Lake George, New York is a massive tourist trap. It has wall-to-wall tacky tourist stores that sell anything from t-shirts, sweatshirts, shorts, swimsuits, and flip-flops to shot glasses, ceramic mugs, toys, and sailor hats, all imprinted with boats or sea creatures or the beach, all saying LAKE GEORGE, NY in huge embroidered letters across the front of them. The whole town surrounding the thirty-two mile long lake is swarming with hordes of children, old people, young couples, foreigners, teenagers, campers, renters, motel-stayers, swimmers, water skiers, boaters, museum visitors, hikers, and beach-goers. It’s gotten so packed with tourism in the last five years that I bet you could stay there for a week and not meet a single person who is a year-round resident of the town. Lake George is also one of my favorite places, and probably one of the most important places in my life.
The Lake is so blue and so clean, that it makes the gorgeous blue-green and purple mountains surrounding it even more incredible. Its waters are populated by small sailboats, motorboats, and large steam ships that cruise slowly down it for tours every day in the summer. There are fields and forests on the outskirts of the town, and wild flowers on the side of the main road through the village. There are little cottages that populate the tacky man-made beaches on the edge of the lake, and every hour or so, a bright red horse-drawn carriage meanders down the road carrying families for sight-seeing.

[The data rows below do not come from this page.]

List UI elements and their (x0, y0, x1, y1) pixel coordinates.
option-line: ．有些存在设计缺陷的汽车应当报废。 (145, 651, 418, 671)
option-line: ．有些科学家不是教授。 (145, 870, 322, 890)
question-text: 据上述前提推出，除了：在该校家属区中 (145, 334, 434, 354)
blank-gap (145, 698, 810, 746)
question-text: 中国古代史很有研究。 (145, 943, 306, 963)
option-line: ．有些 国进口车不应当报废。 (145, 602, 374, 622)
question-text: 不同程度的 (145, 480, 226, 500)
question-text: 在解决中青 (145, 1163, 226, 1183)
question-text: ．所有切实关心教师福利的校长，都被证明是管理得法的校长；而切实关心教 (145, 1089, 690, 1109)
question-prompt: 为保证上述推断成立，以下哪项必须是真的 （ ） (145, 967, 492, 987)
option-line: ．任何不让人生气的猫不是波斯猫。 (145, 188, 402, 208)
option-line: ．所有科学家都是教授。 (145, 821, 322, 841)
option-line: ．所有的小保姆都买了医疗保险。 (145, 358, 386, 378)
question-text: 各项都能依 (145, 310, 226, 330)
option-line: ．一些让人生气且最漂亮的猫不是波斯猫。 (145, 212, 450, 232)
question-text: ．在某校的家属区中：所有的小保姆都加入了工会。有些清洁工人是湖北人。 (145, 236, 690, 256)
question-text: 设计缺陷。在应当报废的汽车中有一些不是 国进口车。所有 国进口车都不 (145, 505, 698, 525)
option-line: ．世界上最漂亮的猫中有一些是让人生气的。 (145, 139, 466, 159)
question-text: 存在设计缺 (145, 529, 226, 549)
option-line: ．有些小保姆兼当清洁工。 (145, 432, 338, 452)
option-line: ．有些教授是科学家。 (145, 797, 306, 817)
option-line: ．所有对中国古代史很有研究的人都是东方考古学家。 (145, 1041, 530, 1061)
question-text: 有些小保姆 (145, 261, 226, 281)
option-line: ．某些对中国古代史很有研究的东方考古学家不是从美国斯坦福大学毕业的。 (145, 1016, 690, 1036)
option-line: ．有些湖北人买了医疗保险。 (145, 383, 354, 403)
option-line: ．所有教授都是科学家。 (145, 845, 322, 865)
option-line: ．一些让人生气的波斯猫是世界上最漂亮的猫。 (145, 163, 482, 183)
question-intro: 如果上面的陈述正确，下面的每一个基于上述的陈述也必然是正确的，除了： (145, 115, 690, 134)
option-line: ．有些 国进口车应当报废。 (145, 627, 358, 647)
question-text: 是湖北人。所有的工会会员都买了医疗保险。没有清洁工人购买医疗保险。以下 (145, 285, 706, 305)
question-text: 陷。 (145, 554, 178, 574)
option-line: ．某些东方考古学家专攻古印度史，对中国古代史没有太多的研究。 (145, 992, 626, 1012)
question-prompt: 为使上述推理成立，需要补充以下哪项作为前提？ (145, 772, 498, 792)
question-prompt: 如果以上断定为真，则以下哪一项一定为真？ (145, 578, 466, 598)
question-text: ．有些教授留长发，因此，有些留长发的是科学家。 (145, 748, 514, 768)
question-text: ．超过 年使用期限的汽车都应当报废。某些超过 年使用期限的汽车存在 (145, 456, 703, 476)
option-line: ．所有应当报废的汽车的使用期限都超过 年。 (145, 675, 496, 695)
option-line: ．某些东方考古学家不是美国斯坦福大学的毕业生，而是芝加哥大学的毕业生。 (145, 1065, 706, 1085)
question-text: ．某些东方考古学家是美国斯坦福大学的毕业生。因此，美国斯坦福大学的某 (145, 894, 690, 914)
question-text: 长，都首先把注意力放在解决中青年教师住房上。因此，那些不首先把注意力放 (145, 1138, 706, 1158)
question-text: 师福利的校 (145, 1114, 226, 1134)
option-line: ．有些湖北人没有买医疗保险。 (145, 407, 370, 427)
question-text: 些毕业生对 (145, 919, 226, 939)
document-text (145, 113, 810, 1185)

I’ve been vacationing here with my family for as long as I can remember. And not just my immediate family either. It’s more like the entirety of my mother’s side of the family, as well as several members from my dad’s side. I don’t really remember how this tradition started but every year we come from around the country and across the Atlantic, some of us camping, some of us renting cottages, to be together. We frequently meet up during our stay, sometimes in the small, air conditioned living rooms of the cottages, but mostly on the campgrounds around a campfire at night. We talk and the kids run around and play games and roast marshmallows, and the adults drink and the ranger gets called. But once it gets pretty late and the night is winding down, someone breaks out in song. It’s lame to think about singing around a camp fire at night and it kind of is, and sometimes it’s really annoying. But it’s also quite beautiful to hear people you love singing such sweet Irish songs. Because that’s what they always are, Irish hymns or folk songs that have been handed down over the years. During the rest of the year, I don’t feel the kind of familial ties and connection to my heritage as strongly as I feel it those nights at the Lake. When my uncle died suddenly two years ago, we all talked about how we would miss his deep, sonorous voice at the campground in the years to come, and how much he loved Irish music.
I have learned a great deal about family history and loyalty, and about having an appreciation for the beauty of nature from going to Lake George every year. These values have asserted themselves in my life many times throughout my childhood, but I think these vacations up to the Lake enforced them in a way that was more powerful and more meaningful than anything else in my life.